Гражданин Бесфамильный продолжал одиночное движение по новому для него городу, не интересуясь местными достопримечательностями (которых, к слову, на его пути не встречалось, если не вдаваться в подробности с дотошностью микроскопического зрения). Он словно струился по нескончаемому коридору между четырьмя зеркалами и повсюду – справа и слева, сверху и снизу – отражался сам в себе. Правда, его тень казалась настолько тяжёлой, что было очень трудно тащить её за собой; однако отделаться от неё не имелось возможности при всём желании. Кругом, куда ни кинь, бывшему командировочному мнились сплошные дилеммы, а то и капканы похуже.

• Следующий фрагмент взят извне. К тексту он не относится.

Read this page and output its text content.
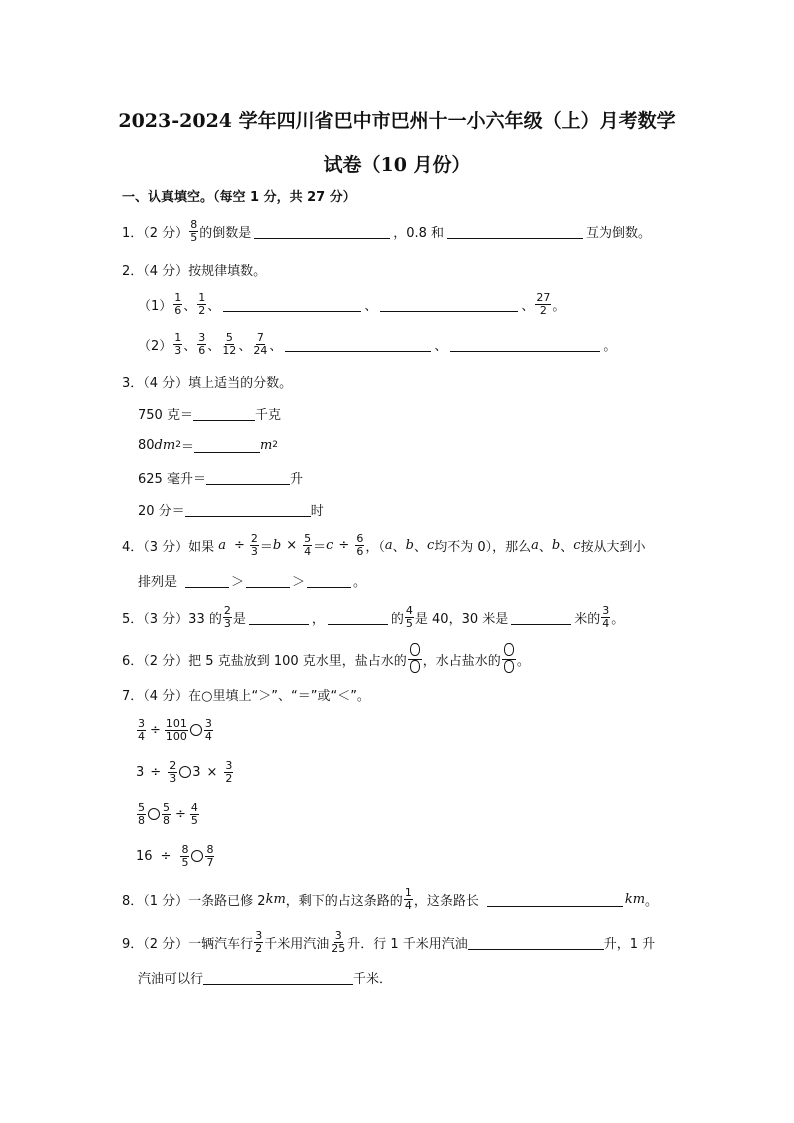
2023-2024 学年四川省巴中市巴州十一小六年级（上）月考数学
试卷（10 月份）
一、认真填空。（每空 1 分，共 27 分）
1．（2 分） $\frac{8}{5}$ 的倒数是	，0.8 和	互为倒数。
2．（4 分）按规律填数。
$(1) \frac{1}{6}$ 、 $\frac{1}{2}$ 、	、	、 $\frac{27}{2}$ 。
$(2) \frac{1}{3}$ 、 $\frac{3}{6}$ 、 $\frac{5}{12}$ 、 $\frac{7}{24}$ 、	、	。
3．（4 分）填上适当的分数。
750 克＝	千克
80 dm 2 ＝	m 2
625 毫升＝	升
20 分＝	时
4．（3 分）如果 $a \div \frac{2}{3} = b \times \frac{5}{4} = c \div \frac{6}{6}$ ，（ a 、 b 、 c 均不为 0），那么 a 、 b 、 c 按从大到小
排列是	＞	＞	。
5．（3 分）33 的 $\frac{2}{3}$ 是	，	的 $\frac{4}{5}$ 是 40，30 米是	米的 $\frac{3}{4}$ 。
6．（2 分）把 5 克盐放到 100 克水里，盐占水的 ，水占盐水的 。
7．（4 分）在○里填上“＞”、“＝”或“＜”。
$\frac{3}{4} \div \frac{101}{100} \frac{3}{4}$
$3 \div \frac{2}{3} 3 \times \frac{3}{2}$
$\frac{5}{8} \frac{5}{8} \div \frac{4}{5}$
$16 \div \frac{8}{5} \frac{8}{7}$
8．（1 分）一条路已修 2 km ，剩下的占这条路的 $\frac{1}{4}$ ，这条路长	km 。
9．（2 分）一辆汽车行 $\frac{3}{2}$ 千米用汽油 $\frac{3}{25}$ 升．行 1 千米用汽油	升，1 升
汽油可以行	千米．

Всё должно предполагать под собой какую-нибудь цель, любое движение. Так он считал прежде. Но сейчас, в негаданном и чуждом ему Краснодаре, перед Бесфамильным не возникало ни малейшего намёка на подобие цели. И он углублялся в туманную перспективу просто так, соответствуя стохастическому вектору, ради заурядного физического перемещения, а также ради бегства от скандала, который завершился в поезде, но всё ещё чадно тлел и густо перемешивал понятия о добре и зле в его утомлённой памяти.

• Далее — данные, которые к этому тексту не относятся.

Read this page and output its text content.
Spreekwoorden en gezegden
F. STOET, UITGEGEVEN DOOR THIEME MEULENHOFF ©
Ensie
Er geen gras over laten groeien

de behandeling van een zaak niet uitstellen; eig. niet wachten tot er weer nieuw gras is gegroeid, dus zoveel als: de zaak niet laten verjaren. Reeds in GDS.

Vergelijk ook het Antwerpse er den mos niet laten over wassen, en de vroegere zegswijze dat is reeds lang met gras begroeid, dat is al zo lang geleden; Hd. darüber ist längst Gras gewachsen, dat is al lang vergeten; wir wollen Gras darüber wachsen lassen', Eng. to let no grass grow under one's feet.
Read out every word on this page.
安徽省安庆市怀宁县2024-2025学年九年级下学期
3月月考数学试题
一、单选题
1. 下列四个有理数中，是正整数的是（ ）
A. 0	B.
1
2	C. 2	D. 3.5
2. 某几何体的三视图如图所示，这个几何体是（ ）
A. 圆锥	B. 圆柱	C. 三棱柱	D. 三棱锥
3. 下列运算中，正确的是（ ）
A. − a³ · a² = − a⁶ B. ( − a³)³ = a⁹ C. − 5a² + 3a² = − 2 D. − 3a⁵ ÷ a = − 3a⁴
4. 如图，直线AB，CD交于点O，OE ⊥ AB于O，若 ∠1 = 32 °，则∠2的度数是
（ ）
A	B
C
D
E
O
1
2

Прежде с ним не происходило такого, что он не мог себе объяснить хотя бы в приблизительном выражении. А теперь произошло. Отчего именно с ним, а не с кем-нибудь другим? Обычно человеку регулировать внешние обстоятельства куда труднее, нежели внутренние, но сейчас не представлялось выполнимым ни первое, ни второе. Его мозг то пробуксовывал, стеснённый в узких границах, то упирался в неясные тупики и разворачивался на сто восемьдесят градусов, то соскальзывал во мрак и запустение, а то вообще принимался панически шарахаться туда-сюда и отказывался переваривать отрицательную информацию. В воображении бывшего командировочного змеились, переплетаясь между собой, разновеликие варианты действительности, среди коих он никак не мог выбрать правильный, а удержать все варианты сразу и сохранить в них собственное отражение у него не получалось. Вероятно, проще было окончательно потерять, отбросить последние точки соприкосновения с самим собой, однако это казалось если не глупым, то как минимум преждевременным.

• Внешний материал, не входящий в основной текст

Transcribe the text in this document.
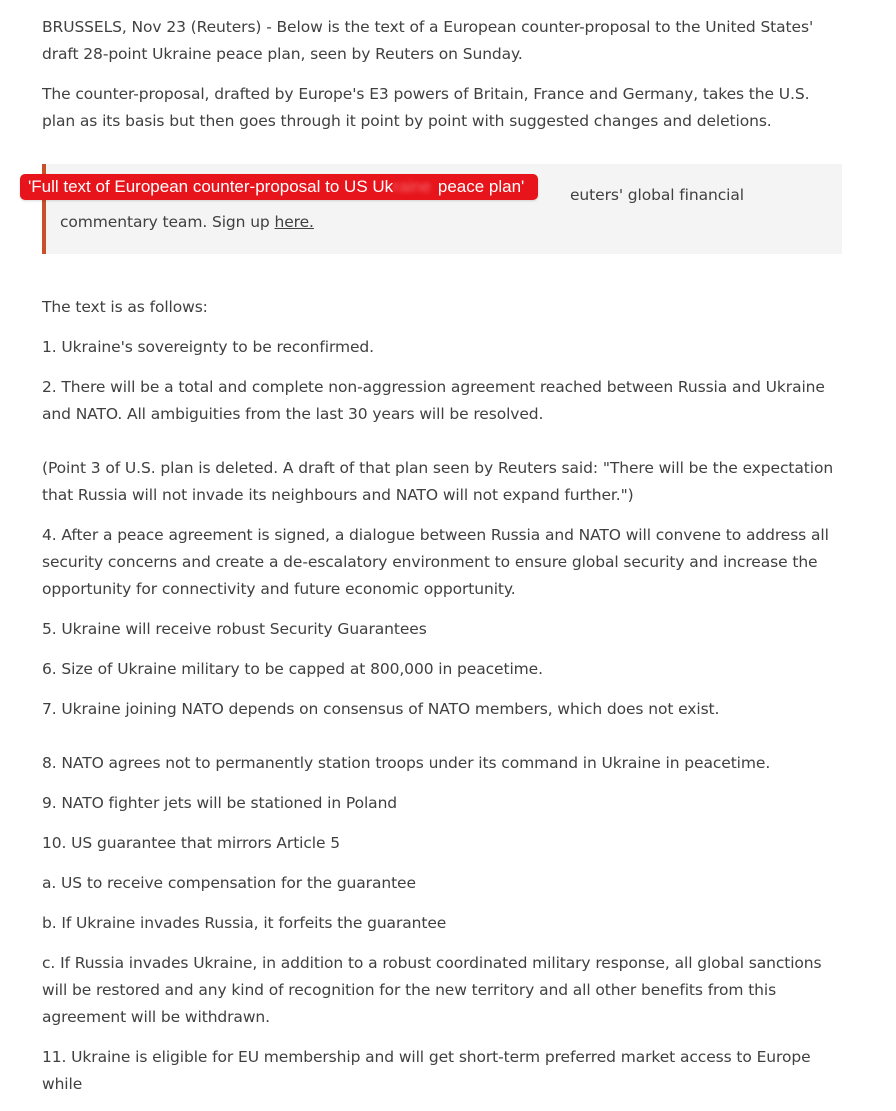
BRUSSELS, Nov 23 (Reuters) - Below is the text of a European counter-proposal to the United States' draft 28-point Ukraine peace plan, seen by Reuters on Sunday.

The counter-proposal, drafted by Europe's E3 powers of Britain, France and Germany, takes the U.S. plan as its basis but then goes through it point by point with suggested changes and deletions.

'Full text of European counter-proposal to US Ukraine peace plan'	euters' global financial commentary team. Sign up here.

The text is as follows:

1. Ukraine's sovereignty to be reconfirmed.

2. There will be a total and complete non-aggression agreement reached between Russia and Ukraine and NATO. All ambiguities from the last 30 years will be resolved.

(Point 3 of U.S. plan is deleted. A draft of that plan seen by Reuters said: "There will be the expectation that Russia will not invade its neighbours and NATO will not expand further.")

4. After a peace agreement is signed, a dialogue between Russia and NATO will convene to address all security concerns and create a de-escalatory environment to ensure global security and increase the opportunity for connectivity and future economic opportunity.

5. Ukraine will receive robust Security Guarantees

6. Size of Ukraine military to be capped at 800,000 in peacetime.

7. Ukraine joining NATO depends on consensus of NATO members, which does not exist.

8. NATO agrees not to permanently station troops under its command in Ukraine in peacetime.

9. NATO fighter jets will be stationed in Poland

10. US guarantee that mirrors Article 5

a. US to receive compensation for the guarantee

b. If Ukraine invades Russia, it forfeits the guarantee

c. If Russia invades Ukraine, in addition to a robust coordinated military response, all global sanctions will be restored and any kind of recognition for the new territory and all other benefits from this agreement will be withdrawn.

11. Ukraine is eligible for EU membership and will get short-term preferred market access to Europe while
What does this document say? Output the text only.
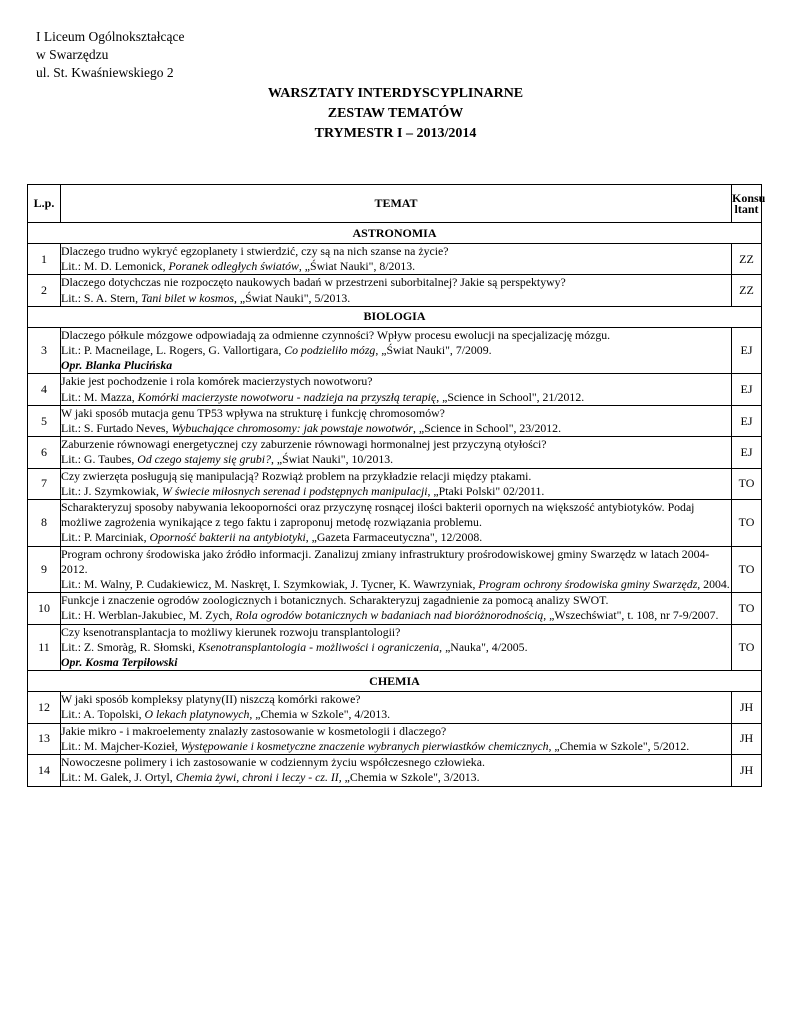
I Liceum Ogólnokształcące
w Swarzędzu
ul. St. Kwaśniewskiego 2
WARSZTATY INTERDYSCYPLINARNE
ZESTAW TEMATÓW
TRYMESTR I – 2013/2014
L.p.	TEMAT	Konsu
ltant
ASTRONOMIA		
1	Dlaczego trudno wykryć egzoplanety i stwierdzić, czy są na nich szanse na życie?
Lit.: M. D. Lemonick, Poranek odległych światów, „Świat Nauki", 8/2013.	ZZ
2	Dlaczego dotychczas nie rozpoczęto naukowych badań w przestrzeni suborbitalnej? Jakie są perspektywy?
Lit.: S. A. Stern, Tani bilet w kosmos, „Świat Nauki", 5/2013.	ZZ
BIOLOGIA		
3	Dlaczego półkule mózgowe odpowiadają za odmienne czynności? Wpływ procesu ewolucji na specjalizację mózgu.
Lit.: P. Macneilage, L. Rogers, G. Vallortigara, Co podzieliło mózg, „Świat Nauki", 7/2009.
Opr. Blanka Plucińska	EJ
4	Jakie jest pochodzenie i rola komórek macierzystych nowotworu?
Lit.: M. Mazza, Komórki macierzyste nowotworu - nadzieja na przyszłą terapię, „Science in School", 21/2012.	EJ
5	W jaki sposób mutacja genu TP53 wpływa na strukturę i funkcję chromosomów?
Lit.: S. Furtado Neves, Wybuchające chromosomy: jak powstaje nowotwór, „Science in School", 23/2012.	EJ
6	Zaburzenie równowagi energetycznej czy zaburzenie równowagi hormonalnej jest przyczyną otyłości?
Lit.: G. Taubes, Od czego stajemy się grubi?, „Świat Nauki", 10/2013.	EJ
7	Czy zwierzęta posługują się manipulacją? Rozwiąż problem na przykładzie relacji między ptakami.
Lit.: J. Szymkowiak, W świecie miłosnych serenad i podstępnych manipulacji, „Ptaki Polski" 02/2011.	TO
8	Scharakteryzuj sposoby nabywania lekooporności oraz przyczynę rosnącej ilości bakterii opornych na większość antybiotyków. Podaj możliwe zagrożenia wynikające z tego faktu i zaproponuj metodę rozwiązania problemu.
Lit.: P. Marciniak, Oporność bakterii na antybiotyki, „Gazeta Farmaceutyczna", 12/2008.	TO
9	Program ochrony środowiska jako źródło informacji. Zanalizuj zmiany infrastruktury prośrodowiskowej gminy Swarzędz w latach 2004-2012.
Lit.: M. Walny, P. Cudakiewicz, M. Naskręt, I. Szymkowiak, J. Tycner, K. Wawrzyniak, Program ochrony środowiska gminy Swarzędz, 2004.	TO
10	Funkcje i znaczenie ogrodów zoologicznych i botanicznych. Scharakteryzuj zagadnienie za pomocą analizy SWOT.
Lit.: H. Werblan-Jakubiec, M. Zych, Rola ogrodów botanicznych w badaniach nad bioróżnorodnością, „Wszechświat", t. 108, nr 7-9/2007.	TO
11	Czy ksenotransplantacja to możliwy kierunek rozwoju transplantologii?
Lit.: Z. Smoràg, R. Słomski, Ksenotransplantologia - możliwości i ograniczenia, „Nauka", 4/2005.
Opr. Kosma Terpiłowski	TO
CHEMIA		
12	W jaki sposób kompleksy platyny(II) niszczą komórki rakowe?
Lit.: A. Topolski, O lekach platynowych, „Chemia w Szkole", 4/2013.	JH
13	Jakie mikro - i makroelementy znalazły zastosowanie w kosmetologii i dlaczego?
Lit.: M. Majcher-Kozieł, Występowanie i kosmetyczne znaczenie wybranych pierwiastków chemicznych, „Chemia w Szkole", 5/2012.	JH
14	Nowoczesne polimery i ich zastosowanie w codziennym życiu współczesnego człowieka.
Lit.: M. Galek, J. Ortyl, Chemia żywi, chroni i leczy - cz. II, „Chemia w Szkole", 3/2013.	JH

Низко над домами кружила большая стая ворон, то и дело с карканьем облепляя какое-нибудь дерево, точно в предвкушении обильной падали на городских улицах. Время от времени начинал дуть ветер, поднимая в воздух облачка пыли и мелкого бумажно-целлофанового мусора. Он то порывисто вертел эти облачка между фонарными столбами, деревьями, пешеходами и автомобилями, то гнал их вдоль улицы, а то вдруг стихал как ни в чём не бывало, уступая место кратковременной атмосферной апатии и воронам.

Между тем клонившееся к закату солнце, частично проглядывая из-за туч, недвусмысленно обозначало своё намерение окончательно спрятаться за крышами, дабы не делиться драгоценным теплом с бесполезным и расточительным пространством. Хотя до наступления ночи было не то чтобы рукой подать, а всё же этот неминуемый факт не мог не внушать беспокойства. Ибо конечной точки своего маршрута гражданин Бесфамильный не представлял, и тем более не мог ведать, где ему выпадет случай устроиться на ночлег. При таком обстоянии дел была не исключена возможность, что он выбьется из сил и, застигнутый темнотой, погрузится во всеискупляющее забвение где попало. Однако упрямство продолжало толкать его вперёд.

«Я не мыльный пузырь, чтобы лопнуть и разлететься брызгами из-за казуальных дорожных трудностей, – воспалённо мыслилось бывшему командировочному. – Вероятно, надо что-то делать без промедления, и тогда всё изменится, а я ничего не делаю, поскольку надеюсь дозреть до решительных действий, вот какая незадача, этак-то можно по случайности и жизни лишиться, не зная за что и почему, и в какую вообще сторону желательно дозревать. Но с какой стати на меня должна влиять извращённая коловерть посторонних факторов? По какому праву? Нет, я не настолько малосостоятелен, чтобы после нескольких тумаков поддаться регрессивным тенденциям! Моё устройство намного прочнее, чем это может показаться со стороны, и самолюбия у меня никто не отнимет! И свободы воли – тоже! Лишь тот свободен, кто умеет владеть собой в любых ситуациях. Значит, я должен овладеть, несмотря на сложившееся положение, а там уж будет видно, что и как обернётся. Пусть я не могу моментально пересоздаться, изогнувшись кольцом наподобие змея-уробороса, зато какой-никакой правомерностью обладаю, на этом и буду основываться. Мало ли неприятностей приключается вокруг, знать ничего не знаю и знать не хочу».